Member of the Karnataka Legislative Assembly
- In office 1985–1999
- Preceded by: Basawaraj Shankarappa Patil
- Succeeded by: M. G. Muley
- In office 2008–2013
- Preceded by: Mallikarjun Khuba
- Succeeded by: Mallikarjun Khuba
- Constituency: Basavakalyan

Personal details
- Born: 19 September 1952 (age 73) Atturu
- Party: Karnataka Janata Paksha
- Other political affiliations: Janata Party (1985-1989); Janata Dal (1989-1999); Bharatiya Janata Party (2008-2013);

= Basavaraj Patil Attur =

Indian politician

Basavaraj Patil Atturu is an Indian politician who was the Minister of Minor Irrigation of Karnataka from 16 February 1986 to 29 June 1986. He was the member of the Karnataka Legislative Assembly from 1985 to 1999 and from 2008 to 2013.

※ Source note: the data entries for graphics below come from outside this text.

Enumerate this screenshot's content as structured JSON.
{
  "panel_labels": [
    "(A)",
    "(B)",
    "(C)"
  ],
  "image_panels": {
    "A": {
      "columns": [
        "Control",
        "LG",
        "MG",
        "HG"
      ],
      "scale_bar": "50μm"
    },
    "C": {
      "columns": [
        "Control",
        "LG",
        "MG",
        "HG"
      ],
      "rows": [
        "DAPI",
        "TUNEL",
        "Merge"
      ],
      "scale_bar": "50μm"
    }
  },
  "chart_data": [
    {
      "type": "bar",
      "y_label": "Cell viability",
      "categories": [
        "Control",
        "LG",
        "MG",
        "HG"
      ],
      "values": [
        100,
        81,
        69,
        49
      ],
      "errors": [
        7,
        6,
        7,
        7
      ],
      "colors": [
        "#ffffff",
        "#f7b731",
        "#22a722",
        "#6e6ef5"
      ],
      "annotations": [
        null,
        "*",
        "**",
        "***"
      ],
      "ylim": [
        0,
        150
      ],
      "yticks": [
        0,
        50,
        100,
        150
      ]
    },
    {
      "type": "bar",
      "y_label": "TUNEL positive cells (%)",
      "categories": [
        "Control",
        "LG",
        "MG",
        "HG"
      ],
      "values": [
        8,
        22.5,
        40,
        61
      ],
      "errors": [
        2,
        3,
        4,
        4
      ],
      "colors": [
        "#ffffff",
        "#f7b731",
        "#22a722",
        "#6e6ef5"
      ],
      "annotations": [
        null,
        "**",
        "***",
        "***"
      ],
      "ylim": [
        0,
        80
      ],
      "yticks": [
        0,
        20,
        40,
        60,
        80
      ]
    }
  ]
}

Basavaraj Patil Attur was born in Attur, a village in Basavakalyan Taluk of Bidar District on 19 September 1952. His parents Shri Shankereppa Patil and Smt Gurlingamma Patil were the landlords and were popular among the locals for philanthropical deeds. After his graduation in B.A. from Karnataka University he was drawn to politics. He was elected as TDB member (Taluk Development Board) in 1978.

He contested Assembly seat of Basavakalyan in 1983 and emerged victorious in his very first attempt. He served as a Member of Legislative Assembly from 1983 to 1999 and from 2008 to 2013. In his political career spanning over 35 years he served three times as a minister. He was minister for minor irrigation in Ramakrishna Hegde's government. He served as a cabinet minister in J. H. Patel's government. He was given the portfolios of Higher Education and later the portfolio of Small Scale Industries.

He is also the Founder President of Basavakalyan Educational Trust which runs Basavakalyan Engineering College. He was awarded the best Citizen of India Award in 2002 by Delhi-based Publication House in the category of social service.